Dr Chiara Melloni, an associate professor at Duke University School of Medicine in Durham, North Carolina and her colleagues investigated whether statin use affected outcomes in people with colorectal cancer. The findings appearing in Circulation affirm that Statin use at the time of colorectal cancer diagnosis is associated with improved overall survival.
They used data from the National Veterans Affairs Central Cancer Registry from 2001 to 2011 and defined statin users as patients having 2 or more prescription fill within 6 months relative to CRC diagnosis. The association between statin use (treated as a time-varying covariate) and overall survival was assessed using Cox proportional hazards models in the overall study population and key subgroups.

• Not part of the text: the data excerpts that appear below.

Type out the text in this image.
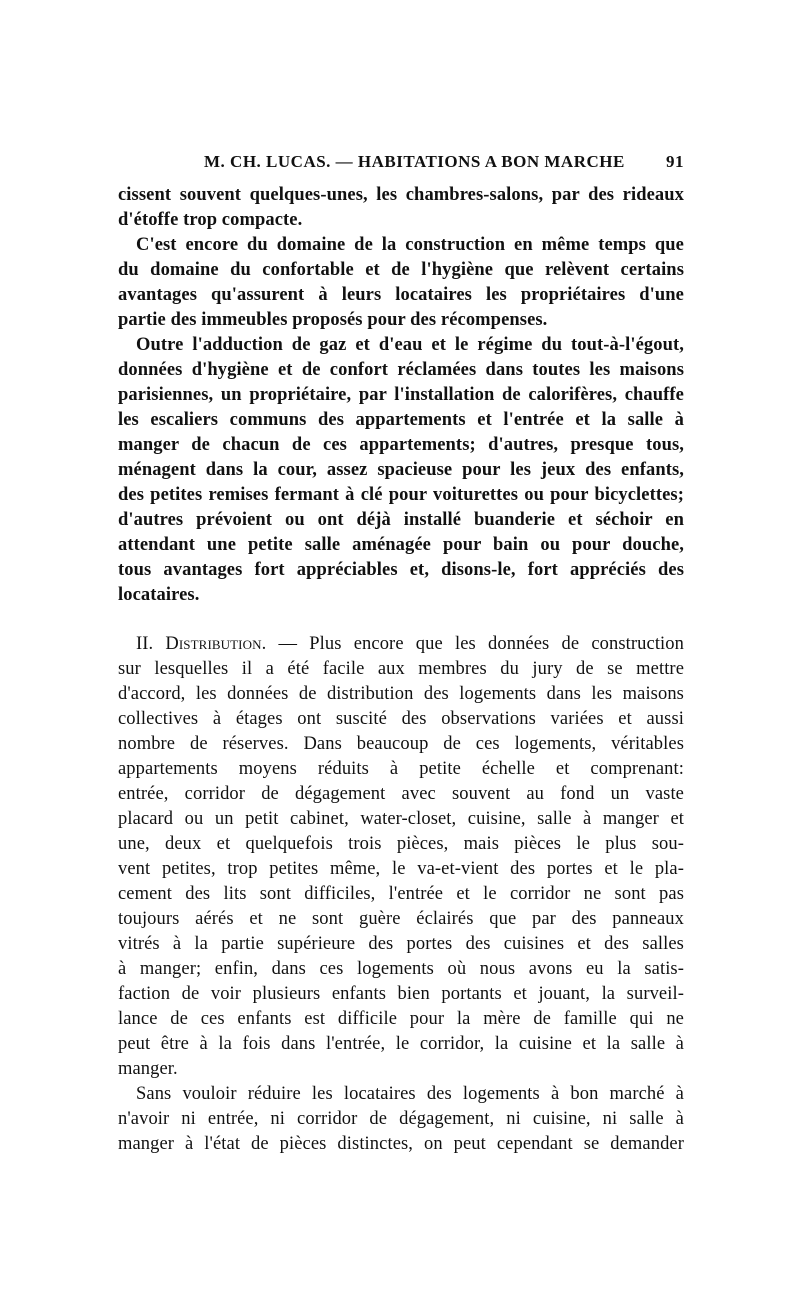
M. CH. LUCAS. — HABITATIONS A BON MARCHE 91
cissent souvent quelques-unes, les chambres-salons, par des rideaux
d'étoffe trop compacte.
C'est encore du domaine de la construction en même temps que
du domaine du confortable et de l'hygiène que relèvent certains
avantages qu'assurent à leurs locataires les propriétaires d'une
partie des immeubles proposés pour des récompenses.
Outre l'adduction de gaz et d'eau et le régime du tout-à-l'égout,
données d'hygiène et de confort réclamées dans toutes les maisons
parisiennes, un propriétaire, par l'installation de calorifères, chauffe
les escaliers communs des appartements et l'entrée et la salle à
manger de chacun de ces appartements; d'autres, presque tous,
ménagent dans la cour, assez spacieuse pour les jeux des enfants,
des petites remises fermant à clé pour voiturettes ou pour bicyclettes;
d'autres prévoient ou ont déjà installé buanderie et séchoir en
attendant une petite salle aménagée pour bain ou pour douche,
tous avantages fort appréciables et, disons-le, fort appréciés des
locataires.
II. Distribution. — Plus encore que les données de construction
sur lesquelles il a été facile aux membres du jury de se mettre
d'accord, les données de distribution des logements dans les maisons
collectives à étages ont suscité des observations variées et aussi
nombre de réserves. Dans beaucoup de ces logements, véritables
appartements moyens réduits à petite échelle et comprenant:
entrée, corridor de dégagement avec souvent au fond un vaste
placard ou un petit cabinet, water-closet, cuisine, salle à manger et
une, deux et quelquefois trois pièces, mais pièces le plus sou-
vent petites, trop petites même, le va-et-vient des portes et le pla-
cement des lits sont difficiles, l'entrée et le corridor ne sont pas
toujours aérés et ne sont guère éclairés que par des panneaux
vitrés à la partie supérieure des portes des cuisines et des salles
à manger; enfin, dans ces logements où nous avons eu la satis-
faction de voir plusieurs enfants bien portants et jouant, la surveil-
lance de ces enfants est difficile pour la mère de famille qui ne
peut être à la fois dans l'entrée, le corridor, la cuisine et la salle à
manger.
Sans vouloir réduire les locataires des logements à bon marché à
n'avoir ni entrée, ni corridor de dégagement, ni cuisine, ni salle à
manger à l'état de pièces distinctes, on peut cependant se demander
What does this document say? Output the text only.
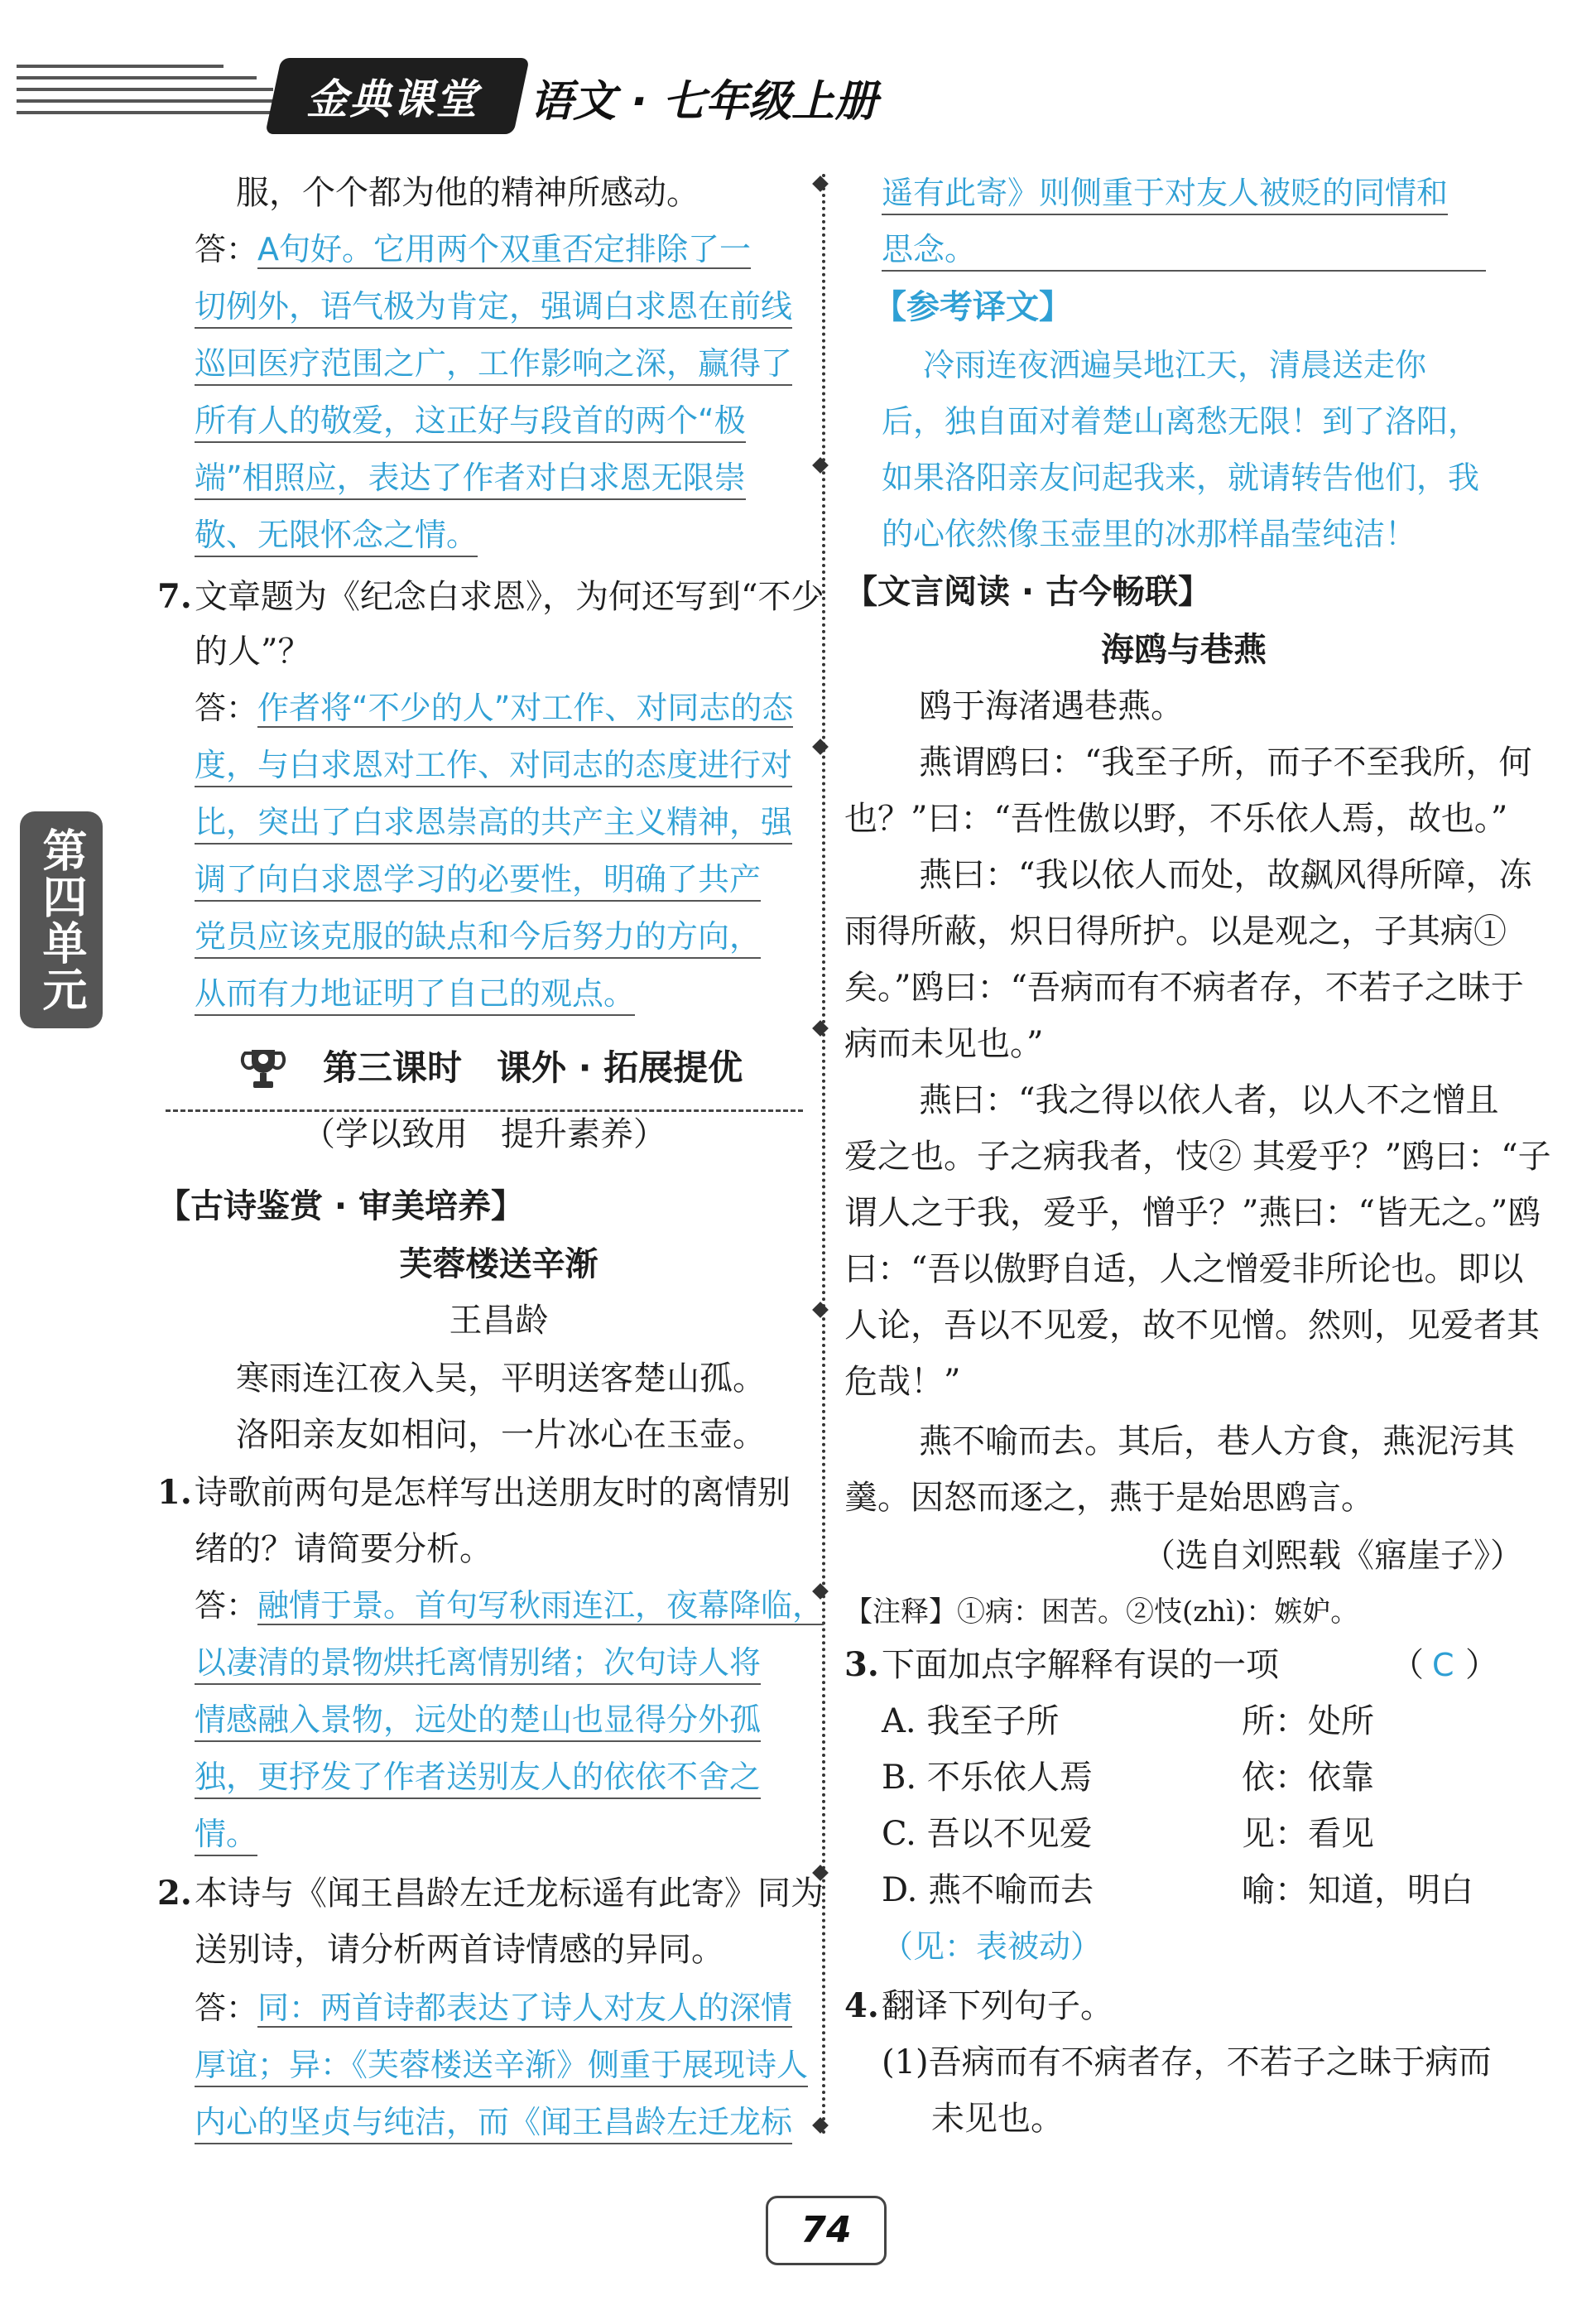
金典课堂 语文 · 七年级上册
第四单元
服，个个都为他的精神所感动。
答：A句好。它用两个双重否定排除了一
切例外，语气极为肯定，强调白求恩在前线
巡回医疗范围之广，工作影响之深，赢得了
所有人的敬爱，这正好与段首的两个“极
端”相照应，表达了作者对白求恩无限崇
敬、无限怀念之情。
7. 文章题为《纪念白求恩》，为何还写到“不少
的人”？
答：作者将“不少的人”对工作、对同志的态
度，与白求恩对工作、对同志的态度进行对
比，突出了白求恩崇高的共产主义精神，强
调了向白求恩学习的必要性，明确了共产
党员应该克服的缺点和今后努力的方向，
从而有力地证明了自己的观点。
第三课时　课外 · 拓展提优
（学以致用　提升素养）
【古诗鉴赏 · 审美培养】
芙蓉楼送辛渐
王昌龄
寒雨连江夜入吴，平明送客楚山孤。
洛阳亲友如相问，一片冰心在玉壶。
1. 诗歌前两句是怎样写出送朋友时的离情别
绪的？请简要分析。
答：融情于景。首句写秋雨连江，夜幕降临，
以凄清的景物烘托离情别绪；次句诗人将
情感融入景物，远处的楚山也显得分外孤
独，更抒发了作者送别友人的依依不舍之
情。
2. 本诗与《闻王昌龄左迁龙标遥有此寄》同为
送别诗，请分析两首诗情感的异同。
答：同：两首诗都表达了诗人对友人的深情
厚谊；异：《芙蓉楼送辛渐》侧重于展现诗人
内心的坚贞与纯洁，而《闻王昌龄左迁龙标
遥有此寄》则侧重于对友人被贬的同情和
思念。
【参考译文】
冷雨连夜洒遍吴地江天，清晨送走你
后，独自面对着楚山离愁无限！到了洛阳，
如果洛阳亲友问起我来，就请转告他们，我
的心依然像玉壶里的冰那样晶莹纯洁！
【文言阅读 · 古今畅联】
海鸥与巷燕
鸥于海渚遇巷燕。
燕谓鸥曰：“我至子所，而子不至我所，何
也？”曰：“吾性傲以野，不乐依人焉，故也。”
燕曰：“我以依人而处，故飙风得所障，冻
雨得所蔽，炽日得所护。以是观之，子其病①
矣。”鸥曰：“吾病而有不病者存，不若子之昧于
病而未见也。”
燕曰：“我之得以依人者，以人不之憎且
爱之也。子之病我者，忮② 其爱乎？”鸥曰：“子
谓人之于我，爱乎，憎乎？”燕曰：“皆无之。”鸥
曰：“吾以傲野自适，人之憎爱非所论也。即以
人论，吾以不见爱，故不见憎。然则，见爱者其
危哉！”
燕不喻而去。其后，巷人方食，燕泥污其
羹。因怒而逐之，燕于是始思鸥言。
（选自刘熙载《寤崖子》）
【注释】①病：困苦。②忮(zhì)：嫉妒。
3. 下面加点字解释有误的一项	（ C ）
A. 我至子所	所：处所
B. 不乐依人焉	依：依靠
C. 吾以不见爱	见：看见
D. 燕不喻而去	喻：知道，明白
（见：表被动）
4. 翻译下列句子。
(1)吾病而有不病者存，不若子之昧于病而
未见也。
74
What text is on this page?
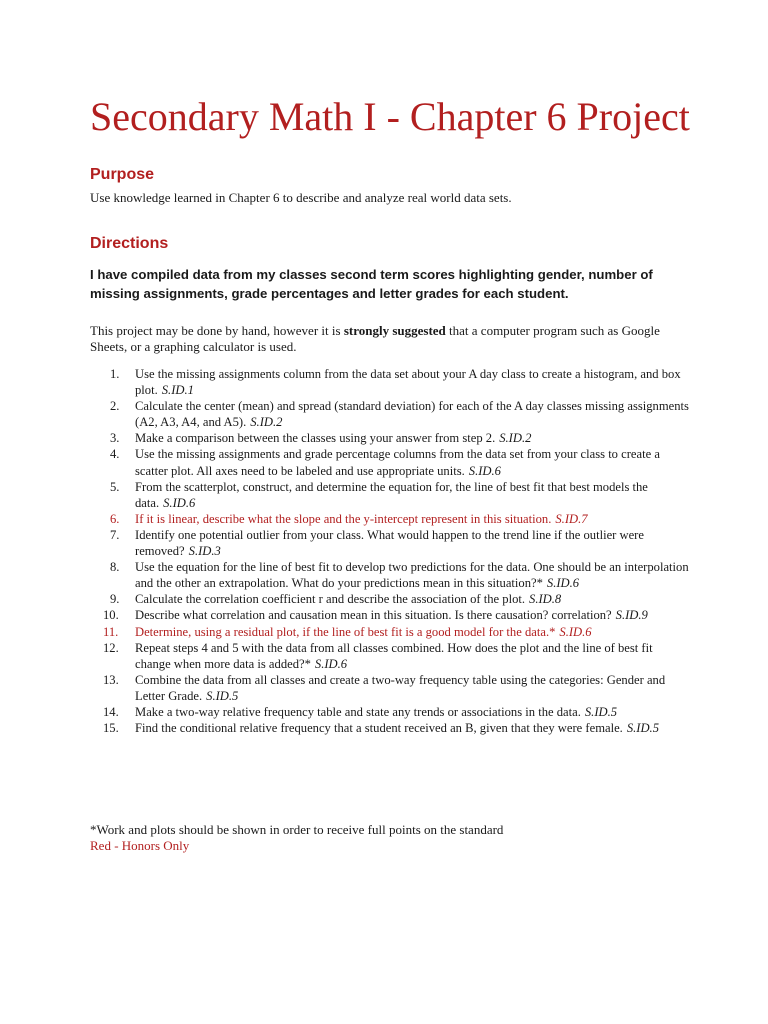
Secondary Math I - Chapter 6 Project
Purpose

Use knowledge learned in Chapter 6 to describe and analyze real world data sets.

Directions

I have compiled data from my classes second term scores highlighting gender, number of missing assignments, grade percentages and letter grades for each student.

This project may be done by hand, however it is strongly suggested that a computer program such as Google Sheets, or a graphing calculator is used.

1.	Use the missing assignments column from the data set about your A day class to create a histogram, and box plot. S.ID.1
2.	Calculate the center (mean) and spread (standard deviation) for each of the A day classes missing assignments (A2, A3, A4, and A5). S.ID.2
3.	Make a comparison between the classes using your answer from step 2. S.ID.2
4.	Use the missing assignments and grade percentage columns from the data set from your class to create a scatter plot. All axes need to be labeled and use appropriate units. S.ID.6
5.	From the scatterplot, construct, and determine the equation for, the line of best fit that best models the data. S.ID.6
6.	If it is linear, describe what the slope and the y-intercept represent in this situation. S.ID.7
7.	Identify one potential outlier from your class. What would happen to the trend line if the outlier were removed? S.ID.3
8.	Use the equation for the line of best fit to develop two predictions for the data. One should be an interpolation and the other an extrapolation. What do your predictions mean in this situation?* S.ID.6
9.	Calculate the correlation coefficient r and describe the association of the plot. S.ID.8
10.	Describe what correlation and causation mean in this situation. Is there causation? correlation? S.ID.9
11.	Determine, using a residual plot, if the line of best fit is a good model for the data.* S.ID.6
12.	Repeat steps 4 and 5 with the data from all classes combined. How does the plot and the line of best fit change when more data is added?* S.ID.6
13.	Combine the data from all classes and create a two-way frequency table using the categories: Gender and Letter Grade. S.ID.5
14.	Make a two-way relative frequency table and state any trends or associations in the data. S.ID.5
15.	Find the conditional relative frequency that a student received an B, given that they were female. S.ID.5

*Work and plots should be shown in order to receive full points on the standard

Red - Honors Only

They analyzed the medical records of 29,498 veterans who had been diagnosed with colorectal cancer. Of the 29,498 CRC patients identified, 11,340 (38%) were statin users. After about five years of follow-up, those taking a statin at the time of their cancer diagnosis were 31% less likely to die from any cause and 38% less likely to die from colorectal cancer than those not taking the medication, even after adjusting for factors such as the tumour's location and stage.
"The preliminary findings confirm that statins can have a benefit in overall survival for colorectal cancer patients," said Melloni, who presented the research in November at the American Heart Association's Scientific Sessions conference. Research presented at meetings is considered preliminary until published in a medical journal.
The latest findings are similar to other studies in breast, prostate and colorectal cancer that show statin users have better outcomes. But striking thing is that statins appear to better protect against colorectal cancer death than they protected against having a heart attack or stroke. Being on a statin lowered the risk of heart attack by 9% and stroke by 23% compared to the nearly 40% reduction in death from colorectal cancer.
The researchers concluded that Statin use at the time of cancer diagnosis is associated with improved overall survival. The benefit of statin use seems to persist regardless of cancer stage, location, and presence of other cardiovascular comorbidities. Further research is needed to confirm which CRC patients benefit the most from statin therapy.